The US cannot implement a Marshall Plan in the Middle East, or even in a single country, because since 1956 it has implemented the Eisenhower Doctrine there: containment of communism and maintenance of US-allied regimes against Soviet influence. The fall of the Soviet Union has not changed this (perhaps only replaced communism with Islamism), and the Clinton administration only added to the Eisenhower Doctrine an embarrassingly lob-sided approach to the Israeli-Palestinian conflict that reinforced the need for pliable dictators. A Marshall Plan for the region can only be a gravy train for regimes that are structurally incapable of producing progressive social and economic development.
This is why it's sad to see the kind of op-ed published in the Washington Post calling for a Marshall Plan for Yemen. Aid might be part of a solution to prevent Yemen from turning into a failed state, but calling it a Marshall Plan introduces completely unrealistic expectations -- not to mention the kind of resistance it might encounter considering how US presence in the region is perceived negatively by so many.
There is another reason to skeptic, for American citizens. Proponents of nation-building (and to some extent COIN, which entails some form of nation-building and pacification) always say "it will cost a lot and take time" but leave it at that -- just a caveat emptor. Well, doing things that have no guarantee of working, are expensive and open-ended doesn't exactly sound like a great plan, particularly for spiraling US debt. This automatic resort to a foreign policy success in the 1950s -- I call it Marshallplanism -- shows more than laziness; it's tinged with a (perhaps nostalgic) view of American power than simply does not square up with reality.

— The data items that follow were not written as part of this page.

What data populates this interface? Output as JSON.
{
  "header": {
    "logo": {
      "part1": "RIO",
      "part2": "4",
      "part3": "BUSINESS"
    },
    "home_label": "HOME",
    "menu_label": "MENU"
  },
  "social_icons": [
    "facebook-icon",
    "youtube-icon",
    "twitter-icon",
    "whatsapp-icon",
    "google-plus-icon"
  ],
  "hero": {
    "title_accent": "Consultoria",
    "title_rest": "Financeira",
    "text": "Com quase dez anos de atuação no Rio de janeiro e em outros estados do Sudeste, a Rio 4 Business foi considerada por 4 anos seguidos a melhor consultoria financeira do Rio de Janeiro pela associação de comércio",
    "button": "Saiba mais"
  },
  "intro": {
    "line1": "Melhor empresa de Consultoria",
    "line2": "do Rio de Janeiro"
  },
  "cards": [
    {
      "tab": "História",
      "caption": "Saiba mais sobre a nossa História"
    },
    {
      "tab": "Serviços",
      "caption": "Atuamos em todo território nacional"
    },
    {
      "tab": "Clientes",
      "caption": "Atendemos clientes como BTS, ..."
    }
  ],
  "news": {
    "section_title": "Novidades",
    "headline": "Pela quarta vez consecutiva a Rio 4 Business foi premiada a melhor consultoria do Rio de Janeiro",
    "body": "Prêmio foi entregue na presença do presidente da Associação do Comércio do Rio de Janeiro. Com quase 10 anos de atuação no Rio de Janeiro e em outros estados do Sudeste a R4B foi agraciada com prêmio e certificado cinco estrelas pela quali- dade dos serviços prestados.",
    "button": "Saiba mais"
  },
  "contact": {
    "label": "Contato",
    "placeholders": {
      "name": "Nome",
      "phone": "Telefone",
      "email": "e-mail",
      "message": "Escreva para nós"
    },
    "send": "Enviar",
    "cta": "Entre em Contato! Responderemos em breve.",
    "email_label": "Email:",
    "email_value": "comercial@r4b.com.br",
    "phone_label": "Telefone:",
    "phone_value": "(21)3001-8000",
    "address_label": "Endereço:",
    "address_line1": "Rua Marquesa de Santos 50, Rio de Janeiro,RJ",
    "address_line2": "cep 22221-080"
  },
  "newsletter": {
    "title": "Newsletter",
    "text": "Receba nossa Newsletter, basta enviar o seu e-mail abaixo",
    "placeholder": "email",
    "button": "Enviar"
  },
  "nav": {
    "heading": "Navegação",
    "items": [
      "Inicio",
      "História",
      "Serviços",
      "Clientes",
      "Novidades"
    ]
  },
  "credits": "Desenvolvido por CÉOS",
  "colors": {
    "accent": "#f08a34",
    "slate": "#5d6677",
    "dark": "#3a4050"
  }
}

✩ Brian Whitaker, who's written a book on Yemen, has his own thoughts on the issue.
✩ Marc Lynch says a sense of perspective is needed in American thinking on Yemen, and tackles the aid issue by saying:
Development assistance is nice, and I'm generally for this kind of whole-of-government assistance and engagement, but Yemen is one of the most underdeveloped places on earth, with a vast expanse and an inhospitable terrain and extremely limited state penetration. It is also mind-bogglingly corrupt. Development aid sent to the Yemeni government will likely simply be funneled in to the same kinds of projects that are currently well-funded (many of them on the Riviera), or else wasted like water in the ocean.
✩ Bernard Haykal suggests a regional solution involving the GCC, which seems much more reasonable to me. (I'm tempted to go on at length here about how Saudi Arabia is the key problem, but this is not my area of expertise so I'll shut up.)
✩ The Human Province also tackles the issue of aid to Yemen.